Lexus ES 500e
Une nouvelle approche de la populaire berline de Lexus
Lexus tente la quadrature du cercle avec sa nouvelle ES500e. Son mandat est de combler le vide laissé par la défunte LS, tout en présentant la motorisation électrique à des acheteurs qui n’avaient peut-être pas l’intention de s’électrifier si rapidement. On sait que les clients de Lexus sont réputés pour leur conservatisme… Chose sûre, la stratégie d’électrification du groupe Toyota prend une nouvelle tangente avec l’arrivée de la Lexus ES de huitième génération. Le retrait discret de la grande LS force la berline ES à changer de statut : elle s’allonge de 16,5 cm, s’élargit de 5,5 cm et adopte une silhouette étirée de berline fuyante aux lignes angulaires. La nouvelle ES tout électrique, donc, mise sur un bon confort, une insonorisation de premier ordre et un prix qui a du bon sens pour se distinguer. Ça se fait au détriment de la surenchère habituelle, puisque tout est mesuré à bord de cette berline. Au Canada, la ES 500e à rouage intégral débute autour des 70 000 $. Face à des berlines allemandes comme les BMW i5 ou Mercedes-Benz qui franchissent aisément la barre des six chiffres, Lexus livre une berline routière assez luxueuse au prix d’un utilitaire compact bien garni. Ça détonne. Elle dépasse les seuils des rabais gouvernementaux, cela dit, mais elle propose un bon ratio « encombrement-raffinement » à ce niveau de prix. Et, est-ce qu’on l’a dit? C’est une berline (et pas un VUS). Juste ça…
Le grand luxe
À bord, la rigueur de l’assemblage japonais s’impose. C’est une Lexus.

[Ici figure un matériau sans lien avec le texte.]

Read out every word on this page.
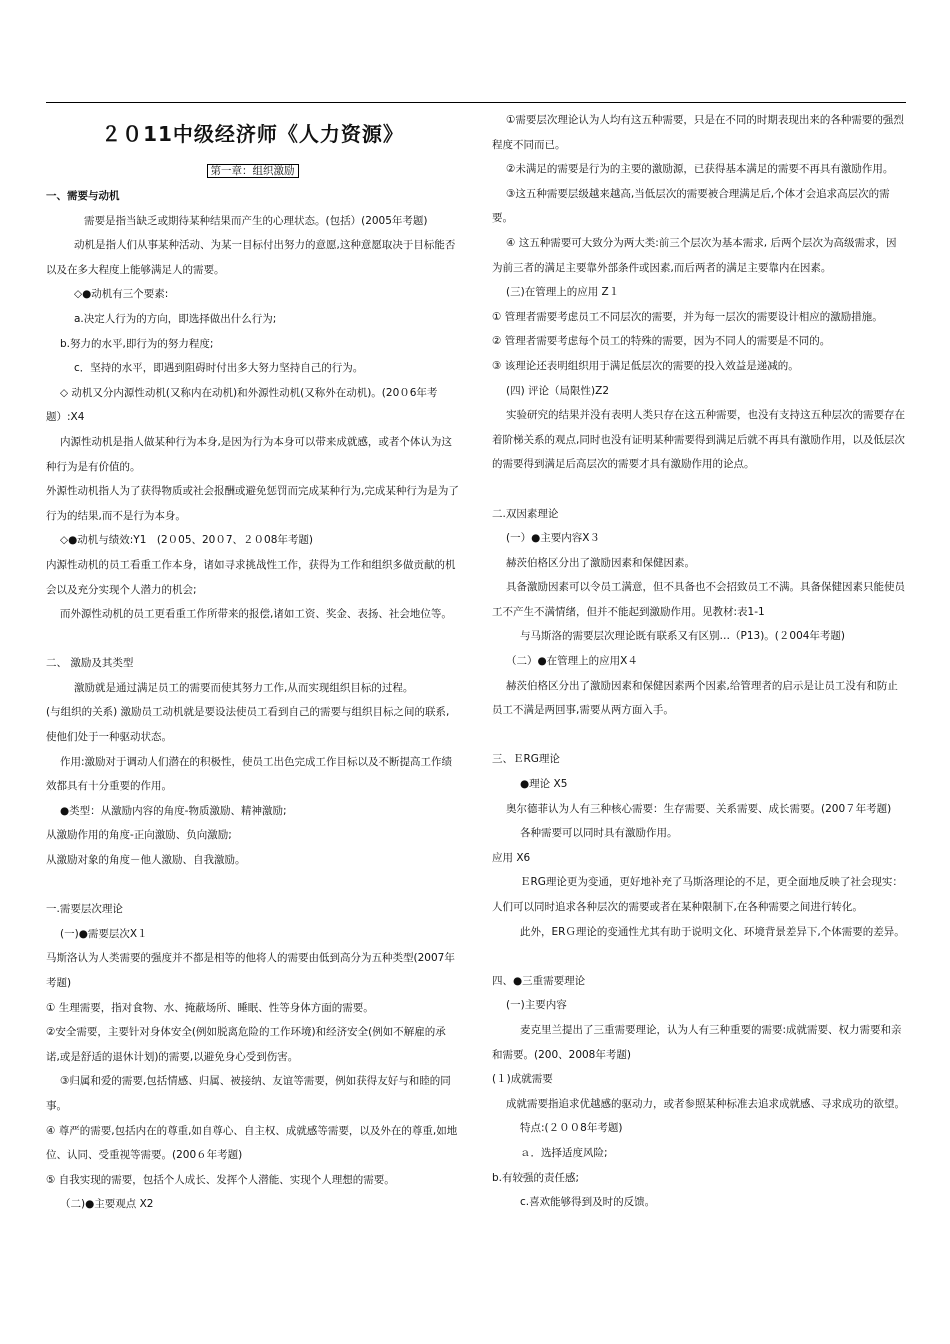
２０11中级经济师《人力资源》
第一章：组织激励

一、需要与动机

需要是指当缺乏或期待某种结果而产生的心理状态。(包括）(2005年考题)

动机是指人们从事某种活动、为某一目标付出努力的意愿,这种意愿取决于目标能否以及在多大程度上能够满足人的需要。

◇●动机有三个要素:

a.决定人行为的方向，即选择做出什么行为;

b.努力的水平,即行为的努力程度;

c．坚持的水平，即遇到阻碍时付出多大努力坚持自己的行为。

◇ 动机又分内源性动机(又称内在动机)和外源性动机(又称外在动机)。(20０6年考题）:X4

内源性动机是指人做某种行为本身,是因为行为本身可以带来成就感，或者个体认为这种行为是有价值的。

外源性动机指人为了获得物质或社会报酬或避免惩罚而完成某种行为,完成某种行为是为了行为的结果,而不是行为本身。

◇●动机与绩效:Y1　(2０05、20０7、２０08年考题)

内源性动机的员工看重工作本身，诸如寻求挑战性工作，获得为工作和组织多做贡献的机会以及充分实现个人潜力的机会;

而外源性动机的员工更看重工作所带来的报偿,诸如工资、奖金、表扬、社会地位等。

二、 激励及其类型

激励就是通过满足员工的需要而使其努力工作,从而实现组织目标的过程。

(与组织的关系) 激励员工动机就是要设法使员工看到自己的需要与组织目标之间的联系,使他们处于一种驱动状态。

作用:激励对于调动人们潜在的积极性，使员工出色完成工作目标以及不断提高工作绩效都具有十分重要的作用。

●类型：从激励内容的角度-物质激励、精神激励;

从激励作用的角度-正向激励、负向激励;

从激励对象的角度－他人激励、自我激励。

一.需要层次理论

(一)●需要层次X１

马斯洛认为人类需要的强度并不都是相等的他将人的需要由低到高分为五种类型(2007年考题)

① 生理需要，指对食物、水、掩蔽场所、睡眠、性等身体方面的需要。

②安全需要，主要针对身体安全(例如脱离危险的工作环境)和经济安全(例如不解雇的承诺,或是舒适的退休计划)的需要,以避免身心受到伤害。

③归属和爱的需要,包括情感、归属、被接纳、友谊等需要，例如获得友好与和睦的同事。

④ 尊严的需要,包括内在的尊重,如自尊心、自主权、成就感等需要，以及外在的尊重,如地位、认同、受重视等需要。(200６年考题)

⑤ 自我实现的需要，包括个人成长、发挥个人潜能、实现个人理想的需要。

（二)●主要观点 X2

①需要层次理论认为人均有这五种需要，只是在不同的时期表现出来的各种需要的强烈程度不同而已。

②未满足的需要是行为的主要的激励源，已获得基本满足的需要不再具有激励作用。

③这五种需要层级越来越高,当低层次的需要被合理满足后,个体才会追求高层次的需要。

④ 这五种需要可大致分为两大类:前三个层次为基本需求, 后两个层次为高级需求，因为前三者的满足主要靠外部条件或因素,而后两者的满足主要靠内在因素。

(三)在管理上的应用 Z１

① 管理者需要考虑员工不同层次的需要，并为每一层次的需要设计相应的激励措施。

② 管理者需要考虑每个员工的特殊的需要，因为不同人的需要是不同的。

③ 该理论还表明组织用于满足低层次的需要的投入效益是递减的。

(四) 评论（局限性)Z2

实验研究的结果并没有表明人类只存在这五种需要，也没有支持这五种层次的需要存在着阶梯关系的观点,同时也没有证明某种需要得到满足后就不再具有激励作用，以及低层次的需要得到满足后高层次的需要才具有激励作用的论点。

二.双因素理论

(一）●主要内容X３

赫茨伯格区分出了激励因素和保健因素。

具备激励因素可以令员工满意，但不具备也不会招致员工不满。具备保健因素只能使员工不产生不满情绪，但并不能起到激励作用。见教材:表1-1

与马斯洛的需要层次理论既有联系又有区别…（P13)。(２004年考题)

（二）●在管理上的应用X４

赫茨伯格区分出了激励因素和保健因素两个因素,给管理者的启示是让员工没有和防止员工不满是两回事,需要从两方面入手。

三、ＥRG理论

●理论 X5

奥尔德菲认为人有三种核心需要：生存需要、关系需要、成长需要。(200７年考题)

各种需要可以同时具有激励作用。

应用 X6

ＥRG理论更为变通，更好地补充了马斯洛理论的不足，更全面地反映了社会现实：人们可以同时追求各种层次的需要或者在某种限制下,在各种需要之间进行转化。

此外，ERＧ理论的变通性尤其有助于说明文化、环境背景差异下,个体需要的差异。

四、●三重需要理论

(一)主要内容

麦克里兰提出了三重需要理论，认为人有三种重要的需要:成就需要、权力需要和亲和需要。(200、2008年考题)

(１)成就需要

成就需要指追求优越感的驱动力，或者参照某种标准去追求成就感、寻求成功的欲望。

特点:(２００8年考题)

ａ．选择适度风险;

b.有较强的责任感;

c.喜欢能够得到及时的反馈。
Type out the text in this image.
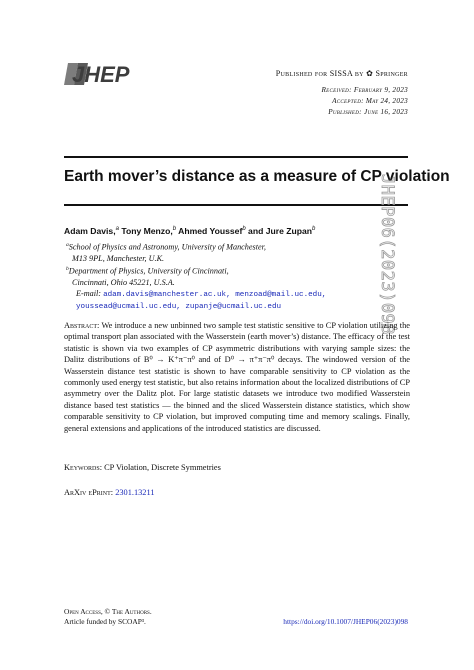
JHEP	Published for SISSA by ✿ Springer
Received: February 9, 2023
Accepted: May 24, 2023
Published: June 16, 2023
Earth mover’s distance as a measure of CP violation
JHEP06(2023)098
Adam Davis,$^a$ Tony Menzo,$^b$ Ahmed Youssef$^b$ and Jure Zupan$^b$
$^a$School of Physics and Astronomy, University of Manchester,
M13 9PL, Manchester, U.K.
$^b$Department of Physics, University of Cincinnati,
Cincinnati, Ohio 45221, U.S.A.
E-mail: adam.davis@manchester.ac.uk, menzoad@mail.uc.edu,
youssead@ucmail.uc.edu, zupanje@ucmail.uc.edu
Abstract: We introduce a new unbinned two sample test statistic sensitive to CP violation utilizing the optimal transport plan associated with the Wasserstein (earth mover’s) distance. The efficacy of the test statistic is shown via two examples of CP asymmetric distributions with varying sample sizes: the Dalitz distributions of B⁰ → K⁺π⁻π⁰ and of D⁰ → π⁺π⁻π⁰ decays. The windowed version of the Wasserstein distance test statistic is shown to have comparable sensitivity to CP violation as the commonly used energy test statistic, but also retains information about the localized distributions of CP asymmetry over the Dalitz plot. For large statistic datasets we introduce two modified Wasserstein distance based test statistics — the binned and the sliced Wasserstein distance statistics, which show comparable sensitivity to CP violation, but improved computing time and memory scalings. Finally, general extensions and applications of the introduced statistics are discussed.
Keywords: CP Violation, Discrete Symmetries
ArXiv ePrint: 2301.13211
Open Access, © The Authors.
Article funded by SCOAP³.	https://doi.org/10.1007/JHEP06(2023)098
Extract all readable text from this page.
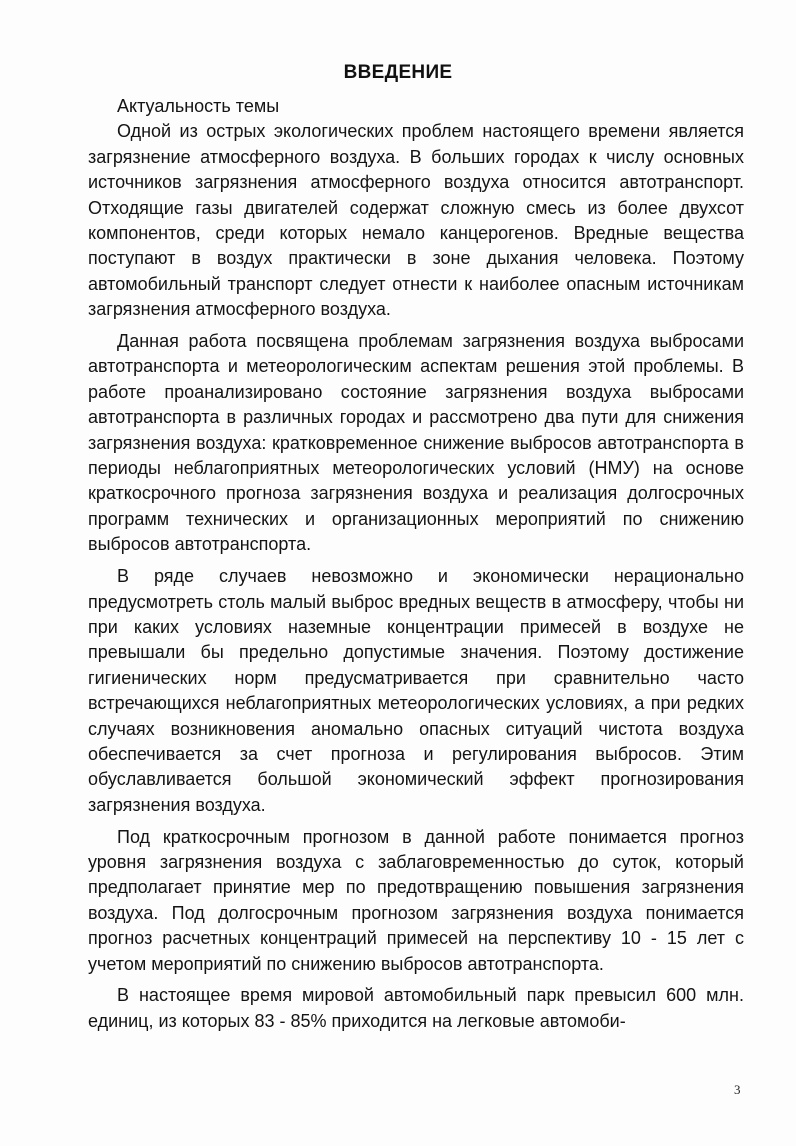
ВВЕДЕНИЕ

Актуальность темы

Одной из острых экологических проблем настоящего времени является загрязнение атмосферного воздуха. В больших городах к числу основных источников загрязнения атмосферного воздуха относится автотранспорт. Отходящие газы двигателей содержат сложную смесь из более двухсот компонентов, среди которых немало канцерогенов. Вредные вещества поступают в воздух практически в зоне дыхания человека. Поэтому автомобильный транспорт следует отнести к наиболее опасным источникам загрязнения атмосферного воздуха.

Данная работа посвящена проблемам загрязнения воздуха выбросами автотранспорта и метеорологическим аспектам решения этой проблемы. В работе проанализировано состояние загрязнения воздуха выбросами автотранспорта в различных городах и рассмотрено два пути для снижения загрязнения воздуха: кратковременное снижение выбросов автотранспорта в периоды неблагоприятных метеорологических условий (НМУ) на основе краткосрочного прогноза загрязнения воздуха и реализация долгосрочных программ технических и организационных мероприятий по снижению выбросов автотранспорта.

В ряде случаев невозможно и экономически нерационально предусмотреть столь малый выброс вредных веществ в атмосферу, чтобы ни при каких условиях наземные концентрации примесей в воздухе не превышали бы предельно допустимые значения. Поэтому достижение гигиенических норм предусматривается при сравнительно часто встречающихся неблагоприятных метеорологических условиях, а при редких случаях возникновения аномально опасных ситуаций чистота воздуха обеспечивается за счет прогноза и регулирования выбросов. Этим обуславливается большой экономический эффект прогнозирования загрязнения воздуха.

Под краткосрочным прогнозом в данной работе понимается прогноз уровня загрязнения воздуха с заблаговременностью до суток, который предполагает принятие мер по предотвращению повышения загрязнения воздуха. Под долгосрочным прогнозом загрязнения воздуха понимается прогноз расчетных концентраций примесей на перспективу 10 - 15 лет с учетом мероприятий по снижению выбросов автотранспорта.

В настоящее время мировой автомобильный парк превысил 600 млн. единиц, из которых 83 - 85% приходится на легковые автомоби-

3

Le son lourd et feutré des portières évoque les berlines d’apparat. Le tableau de bord adopte l’architecture horizontale de Toyota, dominée par un écran tactile de 14 pouces qui exploite le plus récent système multimédia de Lexus. Il est réactif, il est aussi compatible sans fil avec Apple CarPlay et Android Auto. On apprécie les deux molettes physiques dédiées à la climatisation avec affichage numérique intégré, même si plusieurs réglages secondaires auraient mérité de vraies touches d’accès direct. L’empattement étiré profite d’abord à la rangée arrière, où l’espace pour les jambes est digne d’une limousine. Lexus y propose même un groupe exécutif avec repose-jambes inclinable et assises massantes. Le coffre de 376 litres paraît étriqué sur la fiche technique en raison du profil fuyant de la carrosserie, mais sa profondeur permet d’y engloutir deux grandes valises rigides et des sacs de sport sans forcer. Sous le plancher et sur les trains roulants, l’ES500e réunit deux moteurs électriques générant 338 chevaux combinés et un rouage intégral de série. C’est une puissance plus que suffisante sans faire dans l’excès. Ça fait du bien, même.
Puissant, mais sans abus
Sans coller brutalement les passagers au fond des sièges, le 0 à 100 km/h abattu en 5 secondes procure une accélération franche et linéaire. La suspension absorbe les crevasses et les nids-de-poule avec une douceur ouatée, et le silence de roulement est exemplaire. Évidemment, son comportement demeure très sage et sa direction manque de mordant. On note également le refus obstiné de Lexus d’offrir une conduite à une seule pédale : la régénération propose cinq niveaux, mais l’arrêt complet exige toujours la pédale de frein. Le compromis le plus discutable concerne la batterie de 67 kWh. Pour une voiture de plus de deux tonnes, la réserve est menue. Si l’autonomie officielle tourne autour de 435 km, notre essai sur autoroute pointe plutôt vers 370 km (et ça c’était par temps chaud). L’hiver québécois à -15 °C risque de réduire cette autonomie un peu sous les 300 km. Quant à la recharge rapide CC sur circuit 400 V, elle plafonne à 150 kW, exigeant plus de 30 minutes pour passer de 10 à 80 %. On reste en retrait des standards à 800 V de certains rivaux. La Lexus ES500e 2027 ne courtise pas les passionnés de chrono ni les mordus de recharge ultrarapide. Elle cible l’acheteur pragmatique qui préfère une grande berline soignée, ultra silencieuse et durable sans hypothéquer son budget. La berline ES s’impose comme l’une des propositions les plus rationnelles du marché électrique, et un modèle à considérer si vous voulez vous électrifier sans avoir à acheter un VUS.
Points forts :
Rapport équipement/espace/prix imbattable face aux berlines européennes
Confort de roulement feutré et insonorisation remarquable
Assemblage rigoureux et dégagement princier aux places arrière
Commandes rotatives de climatisation préservées
Points faibles :
Petite batterie de 67 kWh limitant le rayon d’action en hiver
Recharge rapide CC plafonnée à 150 kW
Absence d’arrêt complet à une seule pédale (« one-pedal »)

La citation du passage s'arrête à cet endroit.